Exactly. This is just right. It’s the reason people who oppose “software patents” are barking up the wrong tree–I’ve written maybe 100 of them myself and am not sure you can define it to exclude it anyway. And yes, IP concepts are inherently vague and ambiguous because they are artificial and not rooted in objective property borders.

I will update the main post above shortly to mention the DMCA provisions on caching, which I’m aware of, but my point was not that this is definitely copyright infringement–just that there is legal uncertainty, and it “could” be; and if it is, this just shows another problem with copyright, that it would prevent this kind of great technology (and even if it doesn’t prevent it, until we know for sure, there is legal uncertainty).

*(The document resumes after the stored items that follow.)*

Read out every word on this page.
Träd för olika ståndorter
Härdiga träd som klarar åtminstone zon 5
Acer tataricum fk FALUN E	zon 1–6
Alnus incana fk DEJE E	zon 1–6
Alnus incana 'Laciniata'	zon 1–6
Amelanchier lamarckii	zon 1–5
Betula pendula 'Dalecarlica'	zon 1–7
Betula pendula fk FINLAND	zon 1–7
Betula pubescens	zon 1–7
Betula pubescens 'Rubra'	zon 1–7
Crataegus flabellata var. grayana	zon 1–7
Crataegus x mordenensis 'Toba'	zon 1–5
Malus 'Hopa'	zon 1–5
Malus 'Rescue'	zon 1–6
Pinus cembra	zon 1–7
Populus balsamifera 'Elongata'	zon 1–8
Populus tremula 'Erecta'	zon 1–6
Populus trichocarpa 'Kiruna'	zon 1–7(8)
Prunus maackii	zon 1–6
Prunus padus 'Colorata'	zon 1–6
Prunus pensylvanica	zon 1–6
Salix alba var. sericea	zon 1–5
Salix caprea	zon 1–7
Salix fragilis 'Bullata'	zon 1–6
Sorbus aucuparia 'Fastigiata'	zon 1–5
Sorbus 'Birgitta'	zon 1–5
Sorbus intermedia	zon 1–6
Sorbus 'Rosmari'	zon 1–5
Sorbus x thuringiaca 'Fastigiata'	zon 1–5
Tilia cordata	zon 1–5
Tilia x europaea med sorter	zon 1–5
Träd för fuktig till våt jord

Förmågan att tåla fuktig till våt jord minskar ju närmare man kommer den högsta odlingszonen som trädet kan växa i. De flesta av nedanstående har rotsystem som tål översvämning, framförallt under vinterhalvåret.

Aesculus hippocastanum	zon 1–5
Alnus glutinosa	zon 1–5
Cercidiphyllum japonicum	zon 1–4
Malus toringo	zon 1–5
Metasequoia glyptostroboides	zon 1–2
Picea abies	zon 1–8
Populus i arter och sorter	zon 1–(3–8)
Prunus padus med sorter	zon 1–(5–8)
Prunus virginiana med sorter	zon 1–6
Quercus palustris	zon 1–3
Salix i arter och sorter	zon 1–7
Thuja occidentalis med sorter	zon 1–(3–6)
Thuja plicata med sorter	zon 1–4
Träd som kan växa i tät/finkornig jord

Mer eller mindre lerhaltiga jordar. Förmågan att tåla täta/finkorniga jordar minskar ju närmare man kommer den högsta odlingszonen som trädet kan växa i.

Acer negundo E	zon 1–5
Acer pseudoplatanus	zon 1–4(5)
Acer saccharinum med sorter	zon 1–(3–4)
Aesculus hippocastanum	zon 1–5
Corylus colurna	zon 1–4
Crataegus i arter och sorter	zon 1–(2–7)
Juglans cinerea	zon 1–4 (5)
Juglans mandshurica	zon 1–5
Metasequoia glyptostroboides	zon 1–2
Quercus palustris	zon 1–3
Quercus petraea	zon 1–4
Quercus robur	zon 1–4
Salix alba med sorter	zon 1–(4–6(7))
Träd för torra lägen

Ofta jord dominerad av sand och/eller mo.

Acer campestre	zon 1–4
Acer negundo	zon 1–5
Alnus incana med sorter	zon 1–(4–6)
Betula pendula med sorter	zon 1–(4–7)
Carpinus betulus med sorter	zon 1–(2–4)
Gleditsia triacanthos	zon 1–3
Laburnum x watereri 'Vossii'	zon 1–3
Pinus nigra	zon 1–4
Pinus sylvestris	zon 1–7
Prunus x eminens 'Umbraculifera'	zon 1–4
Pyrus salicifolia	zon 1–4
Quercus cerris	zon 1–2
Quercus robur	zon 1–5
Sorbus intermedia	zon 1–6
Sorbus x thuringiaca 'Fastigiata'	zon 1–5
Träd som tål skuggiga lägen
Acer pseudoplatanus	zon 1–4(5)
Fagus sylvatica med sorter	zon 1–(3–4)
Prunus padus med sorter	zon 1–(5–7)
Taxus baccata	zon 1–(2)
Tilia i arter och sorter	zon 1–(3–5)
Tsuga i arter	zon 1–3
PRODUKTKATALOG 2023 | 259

Rebecca Tushnet September 29, 2011 at 5:46 pm

Sorry, but you’re quoting the wrong provision. Transient communications is 512(a), and applies to routing/storage for things like email. Caching, until fairly recently mostly a relic of slower internet speeds, is a different practice, and applying 512(b) to Google’s behavior was a bit of a stretch. This, not so much.

I do agree that copyright in general creates bad uncertainty, but this isn’t one of those instances. The complexity of the provisions here is problematic, and it also raises costs to have to figure out if you’re in the right box, but 512(b) doesn’t require much in the way of judgment calls.

Stephan Kinsella September 29, 2011 at 6:09 pm

Rebecca, I think you’re right–the “transient” word is in 512(a). But it’s still not clear to me that what Amazon is doing for Kindle Fire is covered by 512(b). It specifies that cached copies may not be stored “for a longer period than is reasonably necessary for the transmission, routing, or provision of connections.” It also requires that the content that is stored not be “modified.” Is permanent storing of images, or for months or years, a reasonable period of time, just to transmit and route? I doubt it. And is scaling down images not modifying them? Doesn’t seem obvious to me. Do you have any caselaw construing this? If not–I think my original point stands: this is uncertain.

Rebecca Tushnet September 29, 2011 at 6:19 pm

No, sorry, you’re still quoting 512(a). The coordinate limitation on 512(b) is that the caching entity has to follow any rules that the originating website has about refreshing content. There’s no reason to assume that Amazon violates those rules, or stores the content forever. And indeed, automatic conversion for convenience into a different format or resolution is fine. See IO Group, Inc. v. Veoh Networks, Inc., 586 F. Supp. 2d 1132 (N.D. Cal. 2008).

You could say that anything is uncertain until specifically litigated. But I don’t think that’s true, and I don’t think people should behave as if it is true; that just lets copyright expand ever further.

Stephan Kinsella September 29, 2011 at 7:15 pm

Ah–good point. however, 512(b) does refer to “intermediate and temporary storage of material”. What is “temporary”? The way I understand the amazon cloud working, it could store sites, pages, files, for months, or longer. Is that temporary? Is it “intermediate”? Seems to me there is a non-trivial possibility of litigation.

Stephan Kinsella October 2, 2011 at 7:02 am

These are very helpful comments; I clarified and expanded my updated comments in the main post.